By Guy De Launey
BBC News, Siem Reap
Cambodia has invited international law enforcement agencies to help protect the country's ancient temples.
Looting is evident even at protected Angkor Wat
US homeland security and FBI agents are among those who may be advising the new national heritage police force.
They are hoping to put an end to the rampant looting that has seen many monuments stripped of their statues.
Peace has not been kind to many of Cambodia's ancient monuments. As decades of conflict ended in the 1990s, looting accelerated dramatically.
The local authorities and the United Nations' cultural organisation, Unesco, moved quickly to protect the world-famous Angkor Wat and its surrounding temples.
But more remote sites were left to their fate.
US agents and local officers have been meeting in Siem Reap to discuss ways of protecting what is left.

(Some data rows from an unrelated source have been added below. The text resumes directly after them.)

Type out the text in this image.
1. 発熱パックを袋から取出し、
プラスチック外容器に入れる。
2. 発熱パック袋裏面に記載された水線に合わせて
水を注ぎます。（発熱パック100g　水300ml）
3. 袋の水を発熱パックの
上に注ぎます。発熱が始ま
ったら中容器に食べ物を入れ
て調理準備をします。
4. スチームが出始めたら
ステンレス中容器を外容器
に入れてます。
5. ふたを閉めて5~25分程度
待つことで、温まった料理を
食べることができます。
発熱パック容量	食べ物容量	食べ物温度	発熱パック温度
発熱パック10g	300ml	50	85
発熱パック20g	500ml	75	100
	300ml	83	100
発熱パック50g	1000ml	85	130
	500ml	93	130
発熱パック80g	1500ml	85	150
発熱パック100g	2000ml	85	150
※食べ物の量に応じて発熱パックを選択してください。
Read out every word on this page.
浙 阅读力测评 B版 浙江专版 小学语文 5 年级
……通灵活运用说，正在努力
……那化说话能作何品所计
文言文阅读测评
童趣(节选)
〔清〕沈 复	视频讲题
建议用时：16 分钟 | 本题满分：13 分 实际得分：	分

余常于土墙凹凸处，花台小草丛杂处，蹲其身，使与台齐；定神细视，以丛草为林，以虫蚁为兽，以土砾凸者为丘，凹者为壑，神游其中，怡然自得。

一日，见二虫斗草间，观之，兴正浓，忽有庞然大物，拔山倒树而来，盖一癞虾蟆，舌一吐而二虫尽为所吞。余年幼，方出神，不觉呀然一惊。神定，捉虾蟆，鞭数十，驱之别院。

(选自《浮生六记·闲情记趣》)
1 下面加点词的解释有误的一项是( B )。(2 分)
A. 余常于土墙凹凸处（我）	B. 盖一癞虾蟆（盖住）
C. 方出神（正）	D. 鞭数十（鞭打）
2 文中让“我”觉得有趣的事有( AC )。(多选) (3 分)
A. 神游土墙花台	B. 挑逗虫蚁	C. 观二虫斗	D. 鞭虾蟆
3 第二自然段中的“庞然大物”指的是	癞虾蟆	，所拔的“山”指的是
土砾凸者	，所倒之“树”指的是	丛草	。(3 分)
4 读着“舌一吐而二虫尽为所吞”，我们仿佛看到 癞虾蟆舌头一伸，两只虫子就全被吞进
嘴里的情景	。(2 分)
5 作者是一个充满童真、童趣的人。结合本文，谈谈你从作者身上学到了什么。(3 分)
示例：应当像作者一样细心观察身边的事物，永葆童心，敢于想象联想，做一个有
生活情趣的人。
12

US special agent Ann Hurst said their experience of dealing with stolen artefacts from Iraq will be crucial.
"We can provide training in how to prevent these types of violations. There were stolen paintings and stolen coins being taken out of Iraq and smuggled in to the US," she said.
"What we did in those cases was prosecute the people who smuggled the goods in - and the people who accepted the goods in the US."
Many Cambodian items have been stolen to order for private collectors.
Others have turned up at international auction houses, so expertise in intercepting illicit shipments is badly needed.
Technical assistance in detection and policing will also bolster the thinly-stretched and poorly-funded local forces.
For Cambodia, stopping the looting is partly a matter of pride - the towers of Angkor adorn the national flag - but as tourism grows, so does the economic importance of preserving ancient treasures.